Le voilà descendu sur le rivage sablonneux de la mer, une fois de plus, il foule le sol natal. Il reconnaît tous les rochers de l'aride plage; il reconnaît la rivière qui serpente au loin. Il revoit des scènes qui lui sont familières; il entend parler une langue qui l'est également pour lui. Il s'arrête. Peut-être que les années ont un instant laissé son cerveau libre, comme le reflux de la mer découvre la grève, et qu'il va se retrouver jeune un instant? Peut-être, par une émotion étrange et toute nouvelle pour lui, l'amour de la patrie va-t-il rafraîchir son coeur comme une rosée? Hélas! non, il ne pense qu'une chose, au moyen de se coucher cette nuit sans qu'il lui en coûte rien.

Il gravit donc le chemin tortueux de la petite ville; là il entend parler du renom d'un prince marchand qui habite le voisinage, et dont la libéralité égale le luxe royal. On lit ces mots, inscrits sur la porte toujours ouverte de sa demeure hospitalière:

«Ici, tout le monde est bien venu, riche ou pauvre!» Notre avare se hâte de tourner ses pas de ce côté. Bientôt il aperçoit dans un agréable lieu, entouré de masses de feuillages où murmure la brise, les reflets du marbre blanc au milieu des sombres arbres. En approchant plus près, il voit s'élever des murs d'une architecture splendide, percés de nombreuses croisées qui étincellent comme des yeux, et ornés de statues, qui de la hauteur où elles sont placées, ressemblent à des anges faisant halte un instant dans leur vol vers le ciel. Il admire de longs rangs de colonnades, des lampes d'or sous des portiques, de vastes terrasses couronnant l'édifice et offrant de paisibles retraites au milieu des airs: tel était le palais du prince marchand.

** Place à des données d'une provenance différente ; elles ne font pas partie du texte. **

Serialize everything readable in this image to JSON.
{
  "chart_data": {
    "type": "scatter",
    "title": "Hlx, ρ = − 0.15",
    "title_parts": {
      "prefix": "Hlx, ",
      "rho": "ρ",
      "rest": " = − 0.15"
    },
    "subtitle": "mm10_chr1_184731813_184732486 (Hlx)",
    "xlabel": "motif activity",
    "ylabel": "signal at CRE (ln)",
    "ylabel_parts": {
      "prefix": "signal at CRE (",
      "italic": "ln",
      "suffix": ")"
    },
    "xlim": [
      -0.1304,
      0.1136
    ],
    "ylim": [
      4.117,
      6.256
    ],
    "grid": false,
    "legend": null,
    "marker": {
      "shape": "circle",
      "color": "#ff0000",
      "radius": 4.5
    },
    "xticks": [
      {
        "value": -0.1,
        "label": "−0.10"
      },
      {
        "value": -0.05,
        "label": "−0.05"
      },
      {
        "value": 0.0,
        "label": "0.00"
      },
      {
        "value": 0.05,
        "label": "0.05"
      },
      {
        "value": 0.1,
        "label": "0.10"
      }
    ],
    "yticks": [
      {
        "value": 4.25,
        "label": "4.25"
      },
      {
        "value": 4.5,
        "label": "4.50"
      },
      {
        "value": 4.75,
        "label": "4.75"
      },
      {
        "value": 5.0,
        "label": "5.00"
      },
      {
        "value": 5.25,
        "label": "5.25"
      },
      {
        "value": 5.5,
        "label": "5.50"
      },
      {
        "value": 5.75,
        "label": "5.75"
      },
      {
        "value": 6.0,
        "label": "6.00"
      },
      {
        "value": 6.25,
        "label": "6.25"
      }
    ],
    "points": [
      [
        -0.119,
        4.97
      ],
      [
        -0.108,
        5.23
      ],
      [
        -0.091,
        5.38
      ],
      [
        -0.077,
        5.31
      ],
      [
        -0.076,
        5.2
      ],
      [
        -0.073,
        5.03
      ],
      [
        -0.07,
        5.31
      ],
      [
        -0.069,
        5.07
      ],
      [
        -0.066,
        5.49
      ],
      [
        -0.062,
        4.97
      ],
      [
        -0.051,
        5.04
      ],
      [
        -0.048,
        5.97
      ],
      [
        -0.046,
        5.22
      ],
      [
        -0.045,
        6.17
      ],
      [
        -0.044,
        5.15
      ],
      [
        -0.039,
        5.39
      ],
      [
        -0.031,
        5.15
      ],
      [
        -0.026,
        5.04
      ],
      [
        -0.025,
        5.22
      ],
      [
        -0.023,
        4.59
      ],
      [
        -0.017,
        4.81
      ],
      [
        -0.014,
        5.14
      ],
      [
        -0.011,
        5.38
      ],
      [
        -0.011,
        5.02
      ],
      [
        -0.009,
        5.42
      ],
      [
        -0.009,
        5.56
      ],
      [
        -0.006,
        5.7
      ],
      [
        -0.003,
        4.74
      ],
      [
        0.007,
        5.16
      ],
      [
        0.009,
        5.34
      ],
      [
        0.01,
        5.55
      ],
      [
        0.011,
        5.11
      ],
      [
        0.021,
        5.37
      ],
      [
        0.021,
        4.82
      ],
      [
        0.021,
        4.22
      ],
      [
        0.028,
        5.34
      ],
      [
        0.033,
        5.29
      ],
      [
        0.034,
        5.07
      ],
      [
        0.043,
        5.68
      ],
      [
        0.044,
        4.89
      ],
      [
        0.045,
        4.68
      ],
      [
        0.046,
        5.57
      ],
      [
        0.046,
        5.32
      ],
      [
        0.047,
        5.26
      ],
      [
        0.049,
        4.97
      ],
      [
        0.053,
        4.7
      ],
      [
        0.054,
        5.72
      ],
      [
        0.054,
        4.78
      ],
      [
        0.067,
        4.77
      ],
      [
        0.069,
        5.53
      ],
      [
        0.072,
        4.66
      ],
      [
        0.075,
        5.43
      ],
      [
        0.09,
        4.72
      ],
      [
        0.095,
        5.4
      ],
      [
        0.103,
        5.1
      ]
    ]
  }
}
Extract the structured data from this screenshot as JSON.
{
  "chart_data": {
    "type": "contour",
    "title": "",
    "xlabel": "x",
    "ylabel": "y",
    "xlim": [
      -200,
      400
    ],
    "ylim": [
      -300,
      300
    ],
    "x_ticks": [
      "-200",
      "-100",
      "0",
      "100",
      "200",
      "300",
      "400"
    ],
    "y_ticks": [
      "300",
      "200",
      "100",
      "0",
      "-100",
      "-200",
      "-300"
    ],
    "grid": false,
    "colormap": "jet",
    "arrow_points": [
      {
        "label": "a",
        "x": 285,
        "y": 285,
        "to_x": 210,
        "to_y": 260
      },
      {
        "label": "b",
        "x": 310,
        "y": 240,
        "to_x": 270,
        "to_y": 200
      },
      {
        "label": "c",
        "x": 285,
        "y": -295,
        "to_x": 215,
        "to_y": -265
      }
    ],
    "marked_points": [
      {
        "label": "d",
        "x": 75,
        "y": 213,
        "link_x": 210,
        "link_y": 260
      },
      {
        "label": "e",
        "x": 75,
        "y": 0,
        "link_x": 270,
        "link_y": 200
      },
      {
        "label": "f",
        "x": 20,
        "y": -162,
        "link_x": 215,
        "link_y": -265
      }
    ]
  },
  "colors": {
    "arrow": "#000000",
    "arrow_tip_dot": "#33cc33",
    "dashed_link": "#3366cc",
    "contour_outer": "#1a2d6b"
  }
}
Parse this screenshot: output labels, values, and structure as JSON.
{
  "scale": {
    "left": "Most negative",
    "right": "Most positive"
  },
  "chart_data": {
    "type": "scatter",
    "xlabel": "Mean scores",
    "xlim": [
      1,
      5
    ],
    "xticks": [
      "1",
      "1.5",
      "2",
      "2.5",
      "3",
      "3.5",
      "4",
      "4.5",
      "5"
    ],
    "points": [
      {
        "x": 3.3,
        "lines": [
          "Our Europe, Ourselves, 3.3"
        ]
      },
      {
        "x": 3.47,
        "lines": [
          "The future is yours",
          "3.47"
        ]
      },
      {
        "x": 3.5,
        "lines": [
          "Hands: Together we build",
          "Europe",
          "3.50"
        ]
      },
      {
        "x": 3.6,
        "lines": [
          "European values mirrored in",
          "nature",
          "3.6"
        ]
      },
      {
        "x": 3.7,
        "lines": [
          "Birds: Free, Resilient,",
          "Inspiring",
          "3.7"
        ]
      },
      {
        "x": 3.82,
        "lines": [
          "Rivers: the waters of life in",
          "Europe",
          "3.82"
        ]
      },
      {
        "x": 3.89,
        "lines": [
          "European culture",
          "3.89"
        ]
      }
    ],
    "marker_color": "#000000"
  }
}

À travers les vastes portes, on entendait retentir sans cesse les sons des instruments de musique, ces accords qui, portés sur des ailes légères, semblent planer autour de nous et murmurer des choses d'un monde lointain dans une langue divine et inconnue.

Le marchand avare entra dans la salle, et voyant le maître assis à table, il lui cria: «Ô noble et grand prince, tu vois à tes pieds un pauvre marchand ruiné, qui implore de ta miséricorde un peu de nourriture, pour ne pas mourir de faim sur la grand'route. C'est à ta gracieuse charité qu'il a recours, et il s'agenouille devant toi.» L'hôte se leva, prit le marchand par la main avec un sourire de bonté, lui parla avec chaleur d'âme, et lui donna à boire et à manger de ses mains. Mais l'avare regardait tout ce qui l'entourait d'un oeil de convoitise, et bientôt la splendeur éclatante de cette maison, toute cette prodigalité de richesse, toutes ces merveilles du luxe, l'or étincelant partout, les pierres précieuses dans l'air scintillant comme des étoiles, éveillèrent en lui une pensée infernale de l'enfer, suspendirent sa respiration, précipitèrent le mouvement de son sang et souillèrent dans son oreille un diabolique conseil. «Quand toute la maison reposera, se dit-il; quand le sommeil aura scellé toutes les oreilles et tous les yeux; quand, fatigués par l'éclat et le bruit du festin, tous les sens seront assoupis, je me lèverai, je saisirai tout ce que je pourrai saisir et je le placerai en sûreté dans la cour d'honneur jusqu'à l'aube. Puis pour m'échapper sans éveiller les soupçons, je mettrai le feu à ce palais; je brûlerai le phénix dans son lit de parfums.»